Forderungsausfall

Was ist ein Forderungsausfall?

Ein Forderungsausfall liegt dann vor, wenn der Debitor seine Rechnung nicht begleicht und eine Vollstreckung beim Schädiger erfolglos verlaufen ist. In diesem Fall muss das rechnungsstellende Unternehmen die Forderung als uneinbringliche Forderung ausbuchen. Der Forderungsausfall stellt eine Risiko dar, mit dem Unternehmen trotz aller Sorgfalt und positiver Bonitäten der Kunden immer rechnen müssen.

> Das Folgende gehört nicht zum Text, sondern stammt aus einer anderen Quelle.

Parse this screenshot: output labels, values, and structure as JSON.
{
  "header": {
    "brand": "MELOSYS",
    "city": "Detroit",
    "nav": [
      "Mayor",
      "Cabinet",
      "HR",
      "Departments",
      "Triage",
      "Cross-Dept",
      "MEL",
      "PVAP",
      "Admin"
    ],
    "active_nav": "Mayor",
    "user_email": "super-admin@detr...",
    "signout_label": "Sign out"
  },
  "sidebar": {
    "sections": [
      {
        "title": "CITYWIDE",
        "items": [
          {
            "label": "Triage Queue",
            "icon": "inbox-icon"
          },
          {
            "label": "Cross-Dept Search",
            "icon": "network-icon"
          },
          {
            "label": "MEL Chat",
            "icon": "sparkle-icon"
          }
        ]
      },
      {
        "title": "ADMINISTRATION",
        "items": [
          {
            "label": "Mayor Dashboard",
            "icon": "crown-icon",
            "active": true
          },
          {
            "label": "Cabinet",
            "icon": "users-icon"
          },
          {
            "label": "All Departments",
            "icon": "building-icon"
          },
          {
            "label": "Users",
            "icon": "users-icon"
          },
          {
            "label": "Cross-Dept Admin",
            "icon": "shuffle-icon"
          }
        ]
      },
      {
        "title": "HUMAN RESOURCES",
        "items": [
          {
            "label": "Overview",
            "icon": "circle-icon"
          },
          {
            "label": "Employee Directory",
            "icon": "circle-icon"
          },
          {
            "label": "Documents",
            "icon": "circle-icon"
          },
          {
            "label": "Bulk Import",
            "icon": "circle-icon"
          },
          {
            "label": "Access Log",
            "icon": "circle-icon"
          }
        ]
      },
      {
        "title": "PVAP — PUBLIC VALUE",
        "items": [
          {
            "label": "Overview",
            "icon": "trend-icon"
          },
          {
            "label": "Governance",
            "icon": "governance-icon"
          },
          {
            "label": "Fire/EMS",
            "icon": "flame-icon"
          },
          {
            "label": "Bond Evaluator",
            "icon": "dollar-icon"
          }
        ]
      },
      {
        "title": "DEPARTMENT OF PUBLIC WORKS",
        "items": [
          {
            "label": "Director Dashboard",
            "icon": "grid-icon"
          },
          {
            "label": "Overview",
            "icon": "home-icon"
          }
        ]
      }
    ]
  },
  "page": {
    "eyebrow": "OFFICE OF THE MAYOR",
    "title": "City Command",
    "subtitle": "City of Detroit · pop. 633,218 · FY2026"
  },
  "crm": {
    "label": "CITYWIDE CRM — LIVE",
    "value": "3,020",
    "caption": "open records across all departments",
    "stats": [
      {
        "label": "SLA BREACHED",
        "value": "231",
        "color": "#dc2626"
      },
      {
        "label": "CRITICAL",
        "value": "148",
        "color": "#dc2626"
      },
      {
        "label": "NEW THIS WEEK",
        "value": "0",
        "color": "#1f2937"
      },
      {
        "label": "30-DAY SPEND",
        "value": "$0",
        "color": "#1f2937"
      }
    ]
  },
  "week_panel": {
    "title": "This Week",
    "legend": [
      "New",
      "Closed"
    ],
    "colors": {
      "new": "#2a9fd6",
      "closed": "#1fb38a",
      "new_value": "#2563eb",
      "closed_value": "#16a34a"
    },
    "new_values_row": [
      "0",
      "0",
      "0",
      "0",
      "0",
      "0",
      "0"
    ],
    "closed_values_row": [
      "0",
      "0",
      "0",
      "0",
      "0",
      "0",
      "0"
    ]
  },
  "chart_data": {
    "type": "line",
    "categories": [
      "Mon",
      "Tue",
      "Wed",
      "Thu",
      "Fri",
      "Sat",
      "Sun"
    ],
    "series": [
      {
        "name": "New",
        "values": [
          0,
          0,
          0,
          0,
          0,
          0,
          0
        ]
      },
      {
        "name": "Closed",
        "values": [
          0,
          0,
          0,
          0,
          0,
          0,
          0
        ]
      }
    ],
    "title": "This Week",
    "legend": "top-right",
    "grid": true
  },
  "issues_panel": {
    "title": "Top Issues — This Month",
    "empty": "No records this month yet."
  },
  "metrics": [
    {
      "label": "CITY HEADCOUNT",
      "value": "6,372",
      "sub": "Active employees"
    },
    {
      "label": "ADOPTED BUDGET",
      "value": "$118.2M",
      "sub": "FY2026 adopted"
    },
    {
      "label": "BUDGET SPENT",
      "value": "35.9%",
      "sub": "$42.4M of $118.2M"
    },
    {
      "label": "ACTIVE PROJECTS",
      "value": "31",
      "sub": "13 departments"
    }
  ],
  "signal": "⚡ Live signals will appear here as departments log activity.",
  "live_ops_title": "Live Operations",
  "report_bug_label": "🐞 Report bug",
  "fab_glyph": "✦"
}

Für ein Unternehmen kann ein Forderungsausfall in einer bedeutenden Höhe oder die Ansammlung vieler kleinerer Forderungsausfälle zu einem bestimmten Zeitpunkt dramatische Folgen hinsichtlich der Zahlungsfähigkeit des Unternehmens haben.
Nicht selten geht in Deutschland ein Unternehmen wegen Forderungsausfällen selbst in die Insolvenz. Um sich vor einem Forderungsausfall zu schützen gibt es vielfältige Möglichkeiten. Eine davon ist der Abschluss einer Kreditversicherung.
Hierbei wird zwischen der Delkredereversicherung (Warenversicherung) und der Kautions- und Vertrauensschadenversicherung unterschieden.
Eine neuere Variante in Deutschland ist das Factoring. Hierdurch entfällt die Beauftragung eines Rechtsanwaltes oder eine Inkassoinstitutes und der damit verbundenen Kosten und der zeitliche Aufwand.